What needs to be disclosed
The disclosure requirement seems to go beyond the New Zealand context.
An applicant for a patent related to biological materials or Maori traditional knowledge will be required to disclose:
- the source and country of origin of any genetic or biological resource that contributed in any material way to the invention;
- Maori traditional knowledge that was used in the course of research. This includes traditional knowledge that is not integral to the invention but that prompted the inventor to take the course of research that led to the relevant patent application.
In my experience there are many cases where the source and country of origin of genetic or biological resources are not clear. This is particularly evident where the invention relates to an isolated derivative. In some cases the applicant will have no idea whether or not the invention is based (however remotely) on genetic or biological resources.
This situation is perhaps reflected in the consequences for non-compliance.
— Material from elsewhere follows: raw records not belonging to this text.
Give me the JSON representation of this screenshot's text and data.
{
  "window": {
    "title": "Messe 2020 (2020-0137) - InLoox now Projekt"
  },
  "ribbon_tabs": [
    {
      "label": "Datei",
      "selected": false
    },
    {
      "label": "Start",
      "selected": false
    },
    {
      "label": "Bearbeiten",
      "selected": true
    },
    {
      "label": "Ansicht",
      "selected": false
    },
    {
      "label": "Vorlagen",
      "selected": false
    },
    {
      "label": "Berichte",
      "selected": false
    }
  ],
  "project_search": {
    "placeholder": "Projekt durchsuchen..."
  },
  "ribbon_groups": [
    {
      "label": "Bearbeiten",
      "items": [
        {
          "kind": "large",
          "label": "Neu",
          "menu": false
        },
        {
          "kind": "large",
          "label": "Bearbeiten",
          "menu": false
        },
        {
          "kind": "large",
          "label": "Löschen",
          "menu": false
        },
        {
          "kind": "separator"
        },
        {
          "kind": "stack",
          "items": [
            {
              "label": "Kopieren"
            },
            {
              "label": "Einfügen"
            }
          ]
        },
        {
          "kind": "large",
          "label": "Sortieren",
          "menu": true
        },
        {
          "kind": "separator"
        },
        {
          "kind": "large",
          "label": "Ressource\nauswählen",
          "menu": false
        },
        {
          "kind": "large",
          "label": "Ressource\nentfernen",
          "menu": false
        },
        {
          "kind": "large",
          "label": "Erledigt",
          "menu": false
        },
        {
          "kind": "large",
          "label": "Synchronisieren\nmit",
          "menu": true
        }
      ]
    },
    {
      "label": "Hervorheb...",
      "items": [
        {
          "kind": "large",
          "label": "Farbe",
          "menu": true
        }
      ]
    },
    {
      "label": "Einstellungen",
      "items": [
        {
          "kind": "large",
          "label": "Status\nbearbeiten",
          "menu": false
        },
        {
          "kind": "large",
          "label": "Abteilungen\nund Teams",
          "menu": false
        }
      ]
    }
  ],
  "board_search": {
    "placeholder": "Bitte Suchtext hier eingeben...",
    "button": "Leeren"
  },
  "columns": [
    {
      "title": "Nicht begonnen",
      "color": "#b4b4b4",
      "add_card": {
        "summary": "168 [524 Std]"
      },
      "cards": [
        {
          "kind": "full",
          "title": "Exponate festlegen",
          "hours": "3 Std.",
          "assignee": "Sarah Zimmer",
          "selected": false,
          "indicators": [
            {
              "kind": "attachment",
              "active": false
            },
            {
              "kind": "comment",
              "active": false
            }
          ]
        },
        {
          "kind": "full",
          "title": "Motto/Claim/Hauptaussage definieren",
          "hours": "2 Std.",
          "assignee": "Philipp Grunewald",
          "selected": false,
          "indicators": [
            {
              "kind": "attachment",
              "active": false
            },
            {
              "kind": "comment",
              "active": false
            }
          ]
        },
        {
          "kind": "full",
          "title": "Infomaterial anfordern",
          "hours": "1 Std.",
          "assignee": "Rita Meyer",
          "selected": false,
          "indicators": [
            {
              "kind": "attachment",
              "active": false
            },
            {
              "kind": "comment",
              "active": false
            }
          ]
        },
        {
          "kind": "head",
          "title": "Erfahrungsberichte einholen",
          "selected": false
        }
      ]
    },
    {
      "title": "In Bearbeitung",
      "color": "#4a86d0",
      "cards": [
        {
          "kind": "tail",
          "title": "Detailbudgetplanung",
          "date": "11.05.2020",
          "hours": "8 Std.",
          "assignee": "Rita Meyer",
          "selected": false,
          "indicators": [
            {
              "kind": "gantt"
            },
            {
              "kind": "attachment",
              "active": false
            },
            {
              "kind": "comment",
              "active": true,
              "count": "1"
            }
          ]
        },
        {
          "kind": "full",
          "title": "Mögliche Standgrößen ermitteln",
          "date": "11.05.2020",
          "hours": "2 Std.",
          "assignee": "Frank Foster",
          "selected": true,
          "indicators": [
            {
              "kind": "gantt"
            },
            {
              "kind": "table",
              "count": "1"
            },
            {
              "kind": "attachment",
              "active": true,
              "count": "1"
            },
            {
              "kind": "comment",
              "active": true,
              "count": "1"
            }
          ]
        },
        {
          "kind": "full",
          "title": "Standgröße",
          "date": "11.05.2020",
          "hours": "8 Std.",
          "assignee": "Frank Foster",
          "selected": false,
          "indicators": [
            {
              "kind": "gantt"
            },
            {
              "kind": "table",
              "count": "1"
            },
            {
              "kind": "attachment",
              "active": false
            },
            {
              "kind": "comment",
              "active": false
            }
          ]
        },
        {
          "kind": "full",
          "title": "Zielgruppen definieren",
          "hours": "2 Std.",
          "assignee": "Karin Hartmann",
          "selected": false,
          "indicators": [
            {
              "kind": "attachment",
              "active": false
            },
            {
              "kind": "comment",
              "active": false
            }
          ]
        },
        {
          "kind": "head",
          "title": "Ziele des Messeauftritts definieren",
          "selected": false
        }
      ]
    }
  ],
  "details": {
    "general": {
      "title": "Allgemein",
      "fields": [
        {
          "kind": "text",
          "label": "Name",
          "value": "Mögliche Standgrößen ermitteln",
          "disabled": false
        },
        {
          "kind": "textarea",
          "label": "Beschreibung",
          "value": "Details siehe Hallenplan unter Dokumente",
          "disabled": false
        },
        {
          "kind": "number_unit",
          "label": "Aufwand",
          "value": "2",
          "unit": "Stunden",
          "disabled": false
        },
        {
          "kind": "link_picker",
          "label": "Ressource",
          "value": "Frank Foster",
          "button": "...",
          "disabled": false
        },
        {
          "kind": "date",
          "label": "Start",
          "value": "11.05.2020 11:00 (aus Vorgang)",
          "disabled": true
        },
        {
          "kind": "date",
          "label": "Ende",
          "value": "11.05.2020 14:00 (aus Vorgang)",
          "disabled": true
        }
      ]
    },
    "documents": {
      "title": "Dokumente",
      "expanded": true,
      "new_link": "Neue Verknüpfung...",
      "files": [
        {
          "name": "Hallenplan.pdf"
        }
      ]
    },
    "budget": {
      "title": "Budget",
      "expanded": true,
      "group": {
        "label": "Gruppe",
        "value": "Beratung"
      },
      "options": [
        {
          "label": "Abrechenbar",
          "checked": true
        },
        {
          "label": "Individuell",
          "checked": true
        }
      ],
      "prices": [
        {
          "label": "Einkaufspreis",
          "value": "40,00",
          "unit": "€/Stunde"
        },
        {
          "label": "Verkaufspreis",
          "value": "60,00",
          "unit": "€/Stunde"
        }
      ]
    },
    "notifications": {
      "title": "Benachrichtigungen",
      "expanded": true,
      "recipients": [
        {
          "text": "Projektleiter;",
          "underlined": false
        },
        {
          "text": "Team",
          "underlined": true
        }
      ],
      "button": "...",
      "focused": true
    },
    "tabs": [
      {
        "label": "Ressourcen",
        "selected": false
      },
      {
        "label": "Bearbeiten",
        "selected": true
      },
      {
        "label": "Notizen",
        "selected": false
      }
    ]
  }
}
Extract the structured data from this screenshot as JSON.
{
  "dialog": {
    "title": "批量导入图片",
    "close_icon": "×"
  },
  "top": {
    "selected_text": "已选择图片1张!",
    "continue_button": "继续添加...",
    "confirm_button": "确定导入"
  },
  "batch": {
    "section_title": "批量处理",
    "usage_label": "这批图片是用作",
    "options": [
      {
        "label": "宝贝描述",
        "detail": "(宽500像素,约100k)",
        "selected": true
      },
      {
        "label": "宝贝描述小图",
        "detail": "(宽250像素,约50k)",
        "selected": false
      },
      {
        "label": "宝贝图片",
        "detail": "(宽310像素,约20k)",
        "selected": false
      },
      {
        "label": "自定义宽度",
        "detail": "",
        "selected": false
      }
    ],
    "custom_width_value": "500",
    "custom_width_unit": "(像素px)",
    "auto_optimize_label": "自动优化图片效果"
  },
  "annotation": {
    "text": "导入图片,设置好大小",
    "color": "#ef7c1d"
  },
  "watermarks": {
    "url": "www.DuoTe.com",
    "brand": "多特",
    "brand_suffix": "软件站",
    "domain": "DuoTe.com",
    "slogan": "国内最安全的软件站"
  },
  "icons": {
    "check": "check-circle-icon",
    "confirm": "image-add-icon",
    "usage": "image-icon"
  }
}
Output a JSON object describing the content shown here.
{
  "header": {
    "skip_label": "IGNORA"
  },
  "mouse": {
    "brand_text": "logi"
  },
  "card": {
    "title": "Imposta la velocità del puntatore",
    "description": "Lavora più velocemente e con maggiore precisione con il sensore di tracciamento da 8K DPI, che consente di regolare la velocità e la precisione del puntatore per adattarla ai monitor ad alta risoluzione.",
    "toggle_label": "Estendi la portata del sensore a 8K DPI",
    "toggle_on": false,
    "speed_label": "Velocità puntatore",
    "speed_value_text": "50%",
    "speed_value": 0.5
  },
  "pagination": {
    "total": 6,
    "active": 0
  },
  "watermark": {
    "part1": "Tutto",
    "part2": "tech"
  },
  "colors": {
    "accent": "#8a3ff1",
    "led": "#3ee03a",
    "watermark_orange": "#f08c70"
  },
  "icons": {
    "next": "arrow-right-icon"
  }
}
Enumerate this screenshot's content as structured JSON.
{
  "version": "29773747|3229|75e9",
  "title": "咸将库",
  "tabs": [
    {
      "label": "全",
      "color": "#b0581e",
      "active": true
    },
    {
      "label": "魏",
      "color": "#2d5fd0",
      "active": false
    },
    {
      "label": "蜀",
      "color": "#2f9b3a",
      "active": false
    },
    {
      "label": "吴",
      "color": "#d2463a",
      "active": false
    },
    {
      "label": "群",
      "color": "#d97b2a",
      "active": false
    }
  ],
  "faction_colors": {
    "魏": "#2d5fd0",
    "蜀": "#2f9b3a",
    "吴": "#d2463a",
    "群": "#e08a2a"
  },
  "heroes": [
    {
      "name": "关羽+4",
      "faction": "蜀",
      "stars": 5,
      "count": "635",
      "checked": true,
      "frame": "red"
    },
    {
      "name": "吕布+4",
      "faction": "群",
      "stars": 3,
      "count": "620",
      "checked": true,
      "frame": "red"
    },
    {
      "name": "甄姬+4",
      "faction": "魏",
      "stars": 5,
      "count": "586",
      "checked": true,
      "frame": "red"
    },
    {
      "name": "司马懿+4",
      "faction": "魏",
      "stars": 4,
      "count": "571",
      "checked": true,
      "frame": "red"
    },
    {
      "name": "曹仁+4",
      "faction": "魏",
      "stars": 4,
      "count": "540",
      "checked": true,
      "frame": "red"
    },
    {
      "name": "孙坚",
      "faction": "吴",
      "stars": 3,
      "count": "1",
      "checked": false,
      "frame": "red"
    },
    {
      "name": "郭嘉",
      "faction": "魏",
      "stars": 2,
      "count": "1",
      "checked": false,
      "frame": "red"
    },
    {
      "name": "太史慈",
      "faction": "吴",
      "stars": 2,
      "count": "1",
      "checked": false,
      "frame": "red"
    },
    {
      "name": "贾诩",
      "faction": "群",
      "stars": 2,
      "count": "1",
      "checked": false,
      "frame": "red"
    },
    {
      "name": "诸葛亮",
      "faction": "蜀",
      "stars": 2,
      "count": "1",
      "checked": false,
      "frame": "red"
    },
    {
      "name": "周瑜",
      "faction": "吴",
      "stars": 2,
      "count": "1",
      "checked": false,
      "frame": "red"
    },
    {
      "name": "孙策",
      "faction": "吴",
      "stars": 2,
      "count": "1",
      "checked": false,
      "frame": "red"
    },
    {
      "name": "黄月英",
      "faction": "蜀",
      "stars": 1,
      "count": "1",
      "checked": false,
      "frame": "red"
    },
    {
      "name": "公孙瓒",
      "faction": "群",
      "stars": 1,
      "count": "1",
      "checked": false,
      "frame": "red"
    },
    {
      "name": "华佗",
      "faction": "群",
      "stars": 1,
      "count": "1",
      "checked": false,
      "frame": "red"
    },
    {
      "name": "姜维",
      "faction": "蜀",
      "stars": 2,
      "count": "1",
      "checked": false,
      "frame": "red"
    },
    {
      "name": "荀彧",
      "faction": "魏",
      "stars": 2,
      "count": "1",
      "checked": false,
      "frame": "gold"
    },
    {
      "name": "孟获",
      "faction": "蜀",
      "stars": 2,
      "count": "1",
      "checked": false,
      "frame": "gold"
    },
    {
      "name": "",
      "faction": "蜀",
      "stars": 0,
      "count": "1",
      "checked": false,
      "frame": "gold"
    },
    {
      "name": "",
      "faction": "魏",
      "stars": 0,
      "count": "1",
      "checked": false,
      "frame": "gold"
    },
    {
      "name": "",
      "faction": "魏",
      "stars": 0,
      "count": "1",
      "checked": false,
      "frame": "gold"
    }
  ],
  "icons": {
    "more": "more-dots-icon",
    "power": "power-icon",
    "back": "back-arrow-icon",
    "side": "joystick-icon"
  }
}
Failure to comply with disclosure requirement
Although the requirement to disclose is mandatory, the suggested consequences for not doing so are unclear. The Tribunal makes a distinction between formal (or formalities) requirements and substantive requirements.
Treating the disclosure requirement as a formalities matter is not, in the view of the Tribunal, a viable option. There would not be the necessary incentive for patent applicants to disclose the use of traditional knowledge and taonga species.
On the other hand, the strict consequences of a substantive disclosure requirement are too draconian. Refusal or revocation of a patent, in the view of the Tribunal, is too harsh a penalty.
The Tribunal settled on the view that the consequences of non-disclosure should be a matter of discretion for the commissioner. In some cases there will be no sanction at all. In other cases, a patent will be revoked or refused – but only when the merits of the case justify it.